Opinion by
In this case there was a verdict in favor of the plaintiffs for the amount of a written order, drawn October 3, 1904, by Sterling Simcox, on the defendant, in favor of the plaintiffs, for $109.55. At the trial the order was not produced, but there was sufficient evidence of its loss and of diligent search for it, to permit proof of its contents. There is evidence in the record that the defendant orally accepted the order, but there is absolutely no evidence that he ever accepted it in writing. The jury having found in favor of the plaintiff, we can assume the facts as above stated. There was evidence from which the jury could find that the defendant owed Simcox the amount of the order. The learned counsel for the defendant asked for a binding instruction in favor of the defendant. The court refused this motion and reserved the question of whether or not there is any evidence in the cause that will entitle the plaintiff to recover. After argument and consideration, the learned court below entered judgment in favor of the defendant non obstante veredicto. The single assignment of error is based on this judgment. .
The learned counsel for the plaintiffs contend that the order *358was an equitable assignment of the amount of it by Simcox to the plaintiffs. In our opinion, the whole evidence, as to the contents of the order, is much too vague, loose and uncertain to constitute it an equitable assignment of any certain or special fund in the hands of Guelich. “A draft drawn by a creditor upon his debtor, in favor of a third person, whether accepted of not, does not make such third person a part owner of the creditor’s claim, either in law or equity. It is not even in' equity a partial assignment of the claim, unless it be drawn upon a particular fund in the debtor’s hands, or unless the draft designates the claim out of which payment is to be made Insurance Co. v. Simmons, 30 Pa. 299 (see p. 302); see also Com. ex rel. v. Ins. Co., 162 Pa. 586; Botsford v. Lull, 30 Pa. Superior Ct. 292.
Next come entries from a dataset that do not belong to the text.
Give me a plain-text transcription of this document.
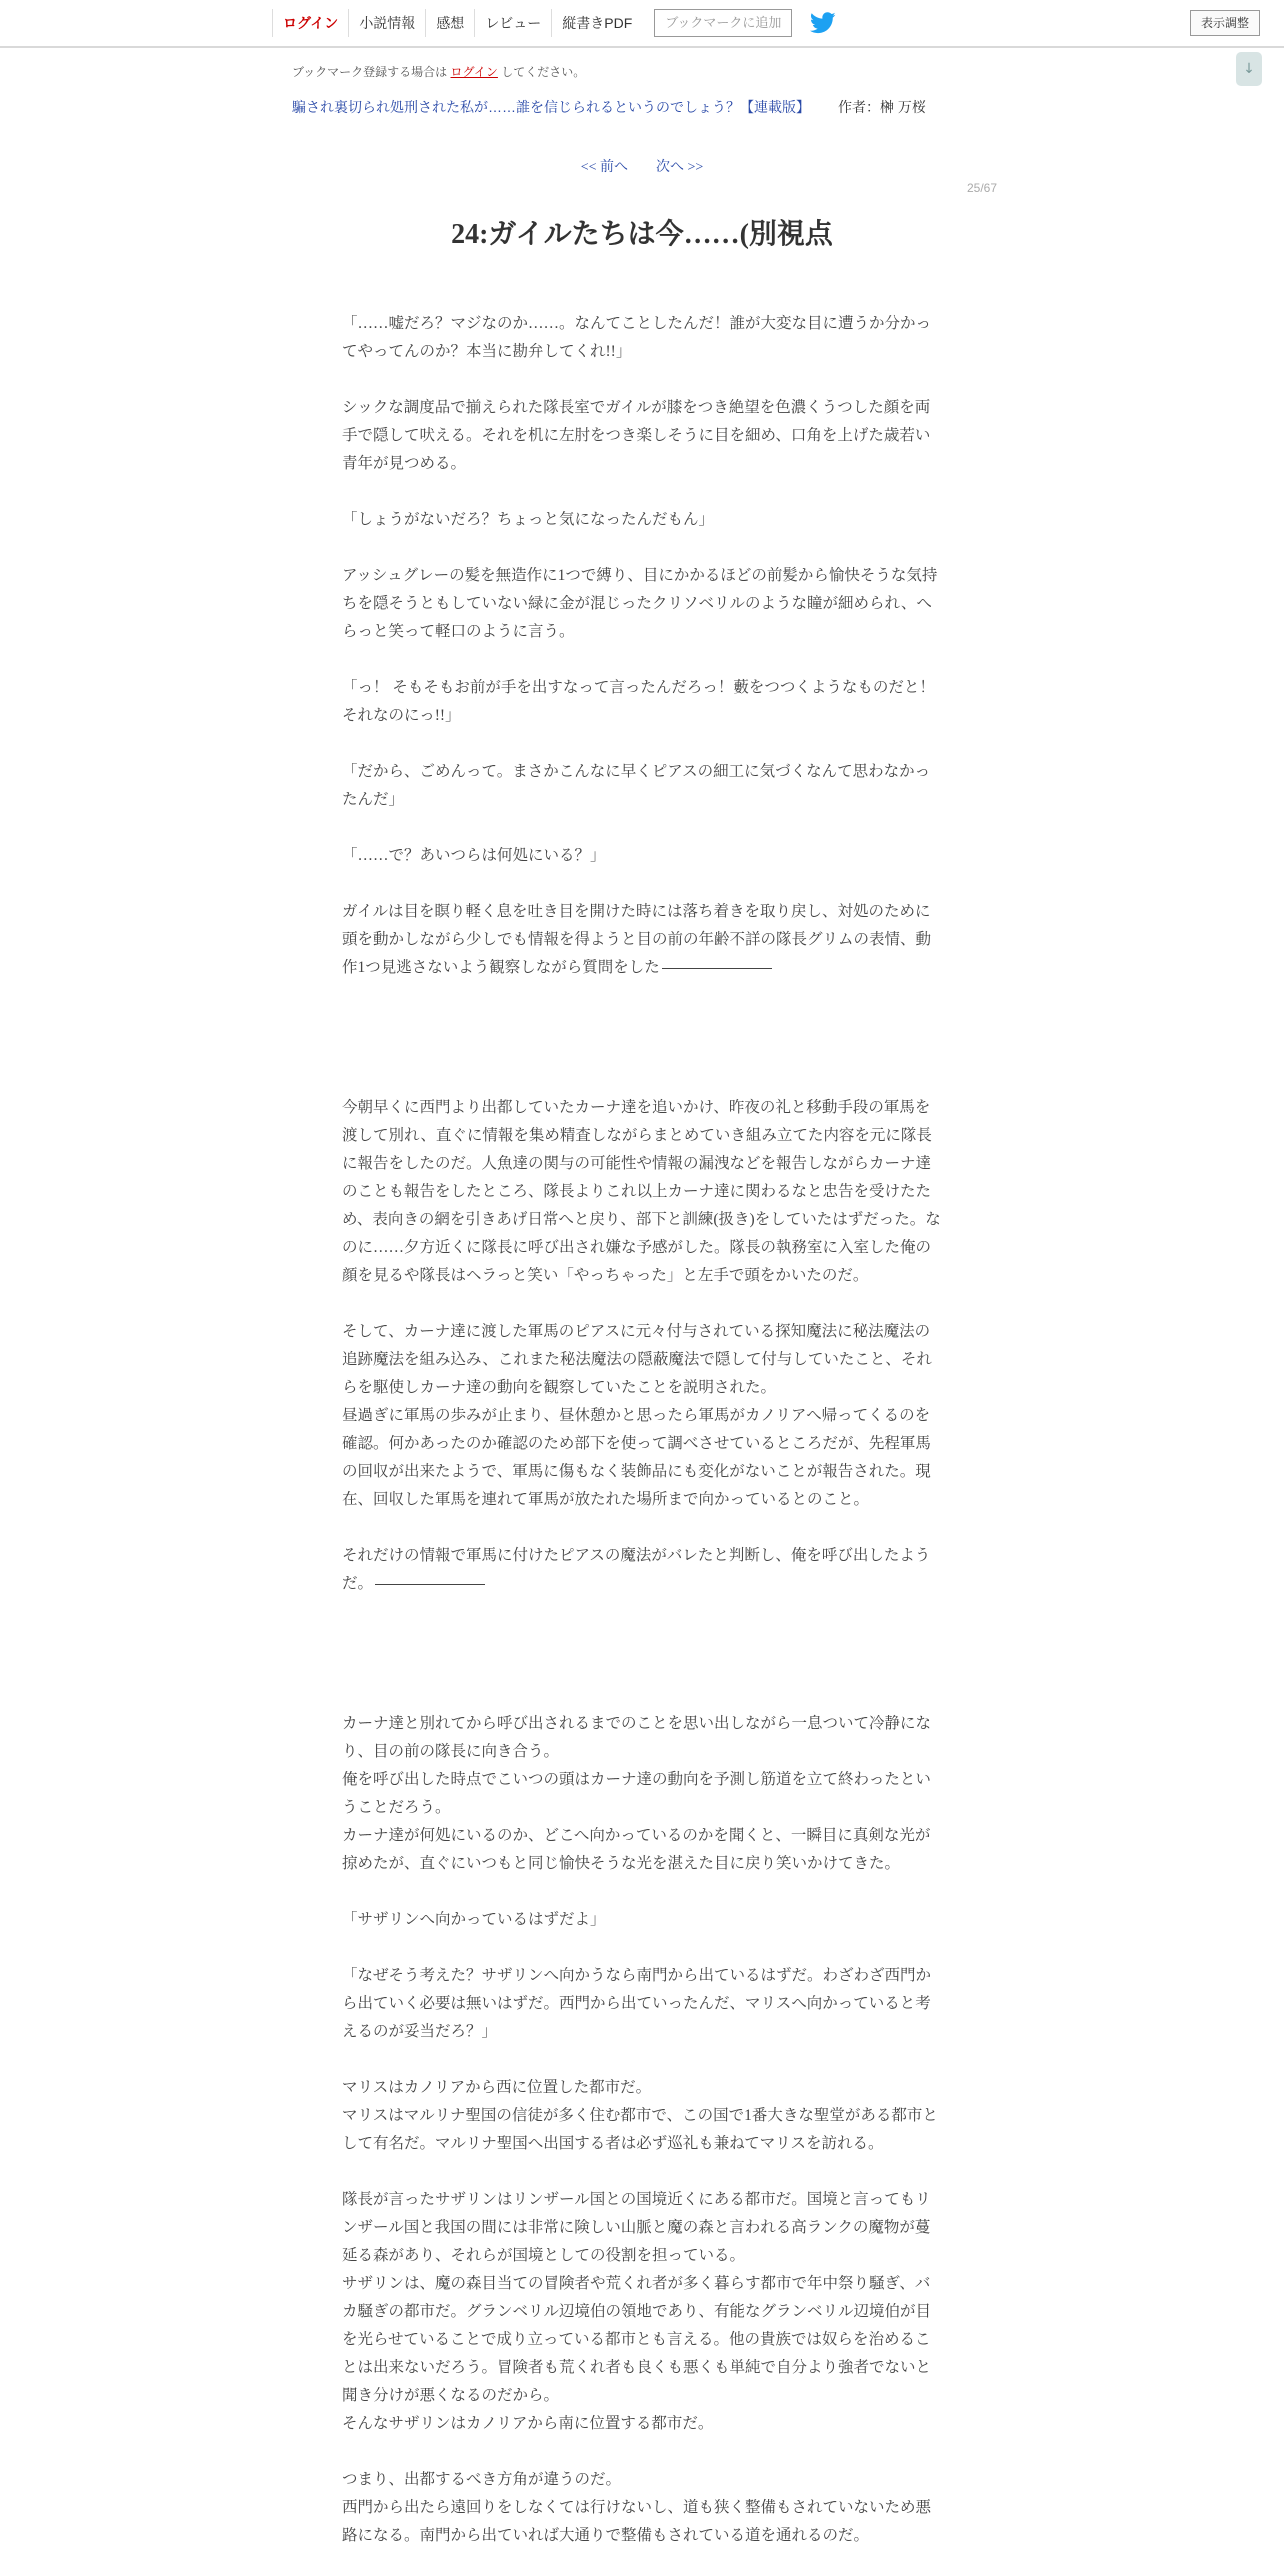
ログイン	小説情報	感想	レビュー	縦書きPDF	ブックマークに追加	表示調整
↓
ブックマーク登録する場合は ログイン してください。
騙され裏切られ処刑された私が……誰を信じられるというのでしょう？【連載版】 作者：榊 万桜
<< 前へ 次へ >>
25/67
24:ガイルたちは今……(別視点

「……嘘だろ？マジなのか……。なんてことしたんだ！誰が大変な目に遭うか分かってやってんのか？本当に勘弁してくれ!!」

シックな調度品で揃えられた隊長室でガイルが膝をつき絶望を色濃くうつした顔を両手で隠して吠える。それを机に左肘をつき楽しそうに目を細め、口角を上げた歳若い青年が見つめる。

「しょうがないだろ？ちょっと気になったんだもん」

アッシュグレーの髪を無造作に1つで縛り、目にかかるほどの前髪から愉快そうな気持ちを隠そうともしていない緑に金が混じったクリソベリルのような瞳が細められ、へらっと笑って軽口のように言う。

「っ！ そもそもお前が手を出すなって言ったんだろっ！藪をつつくようなものだと！それなのにっ!!」

「だから、ごめんって。まさかこんなに早くピアスの細工に気づくなんて思わなかったんだ」

「……で？あいつらは何処にいる？」

ガイルは目を瞑り軽く息を吐き目を開けた時には落ち着きを取り戻し、対処のために頭を動かしながら少しでも情報を得ようと目の前の年齢不詳の隊長グリムの表情、動作1つ見逃さないよう観察しながら質問をした

今朝早くに西門より出都していたカーナ達を追いかけ、昨夜の礼と移動手段の軍馬を渡して別れ、直ぐに情報を集め精査しながらまとめていき組み立てた内容を元に隊長に報告をしたのだ。人魚達の関与の可能性や情報の漏洩などを報告しながらカーナ達のことも報告をしたところ、隊長よりこれ以上カーナ達に関わるなと忠告を受けたため、表向きの網を引きあげ日常へと戻り、部下と訓練(扱き)をしていたはずだった。なのに……夕方近くに隊長に呼び出され嫌な予感がした。隊長の執務室に入室した俺の顔を見るや隊長はヘラっと笑い「やっちゃった」と左手で頭をかいたのだ。

そして、カーナ達に渡した軍馬のピアスに元々付与されている探知魔法に秘法魔法の追跡魔法を組み込み、これまた秘法魔法の隠蔽魔法で隠して付与していたこと、それらを駆使しカーナ達の動向を観察していたことを説明された。

昼過ぎに軍馬の歩みが止まり、昼休憩かと思ったら軍馬がカノリアへ帰ってくるのを確認。何かあったのか確認のため部下を使って調べさせているところだが、先程軍馬の回収が出来たようで、軍馬に傷もなく装飾品にも変化がないことが報告された。現在、回収した軍馬を連れて軍馬が放たれた場所まで向かっているとのこと。

それだけの情報で軍馬に付けたピアスの魔法がバレたと判断し、俺を呼び出したようだ。

カーナ達と別れてから呼び出されるまでのことを思い出しながら一息ついて冷静になり、目の前の隊長に向き合う。

俺を呼び出した時点でこいつの頭はカーナ達の動向を予測し筋道を立て終わったということだろう。

カーナ達が何処にいるのか、どこへ向かっているのかを聞くと、一瞬目に真剣な光が掠めたが、直ぐにいつもと同じ愉快そうな光を湛えた目に戻り笑いかけてきた。

「サザリンへ向かっているはずだよ」

「なぜそう考えた？サザリンへ向かうなら南門から出ているはずだ。わざわざ西門から出ていく必要は無いはずだ。西門から出ていったんだ、マリスへ向かっていると考えるのが妥当だろ？」

マリスはカノリアから西に位置した都市だ。

マリスはマルリナ聖国の信徒が多く住む都市で、この国で1番大きな聖堂がある都市として有名だ。マルリナ聖国へ出国する者は必ず巡礼も兼ねてマリスを訪れる。

隊長が言ったサザリンはリンザール国との国境近くにある都市だ。国境と言ってもリンザール国と我国の間には非常に険しい山脈と魔の森と言われる高ランクの魔物が蔓延る森があり、それらが国境としての役割を担っている。

サザリンは、魔の森目当ての冒険者や荒くれ者が多く暮らす都市で年中祭り騒ぎ、バカ騒ぎの都市だ。グランベリル辺境伯の領地であり、有能なグランベリル辺境伯が目を光らせていることで成り立っている都市とも言える。他の貴族では奴らを治めることは出来ないだろう。冒険者も荒くれ者も良くも悪くも単純で自分より強者でないと聞き分けが悪くなるのだから。

そんなサザリンはカノリアから南に位置する都市だ。

つまり、出都するべき方角が違うのだ。

西門から出たら遠回りをしなくては行けないし、道も狭く整備もされていないため悪路になる。南門から出ていれば大通りで整備もされている道を通れるのだ。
But if we assume that the order was an .equitable assignment of the amount of it in the hands of Guelich, it will not help the plaintiffs to recover. They sued in their own name, but if the order amounted to an equitable assignment, the suit ought to have been in the name of Simcox as legal plaintiff and for the use of plaintiffs. The cause of action was the debt owed to Simcox by the defendant and in such case the plaintiffs cannot sue in their own name.
In Maginn v. Dollar Savings Bank, 131 Pa. 362, the Supreme Court said: “If we treat it as an equitable assignment, it is clear that Maginn could not sue thereon in his own name.” See also Botsford v. Lull, 30 Pa. Superior Ct. 292; Moeser, adm’r, v. Schneider, 158 Pa. 412; Day and Sharpe’s Assigned Estate, 21 Pa. Superior Ct. 118.
The next serious question confronting the plaintiffs is the right to sue and recover on an order for more than $20.00, in their own name, on an oral acceptance. If we' assume that the jury found that the defendant owed Simcox on October 3, 1904, or thereafter, $109.55, and that the defendant agreed orally to pay the order of that date drawn on him, by Simcox, in favor of the plaintiffs, there could not be a legal recovery in the present suit. This for the reason that the oral acceptance of the order does not create a new cause of action on which the plaintiffs could sue and recover in their own names. The *359Act of May 10, 1881, P. L. 17, reads: “That no person within this state shall be charged, as an acceptor on a bill of exchange, draft or order drawn for the payment of money, exceeding $20.00, unless his acceptance shall be in writing signed by himself, or his lawful agent:” Maginn v. Dollar Savings Bank, 131 Pa. 362; Howes v. McCrea, 21 Pa. Superior Ct. 592.
Upon the whole record we reach. the conclusion that the plaintiff failed to establish a legal cause of action against the defendant and, therefore, the learned court was right in entering judgment in favor of the defendant non obstante veredicto.
The assignment of error is dismissed and the judgment is affirmed.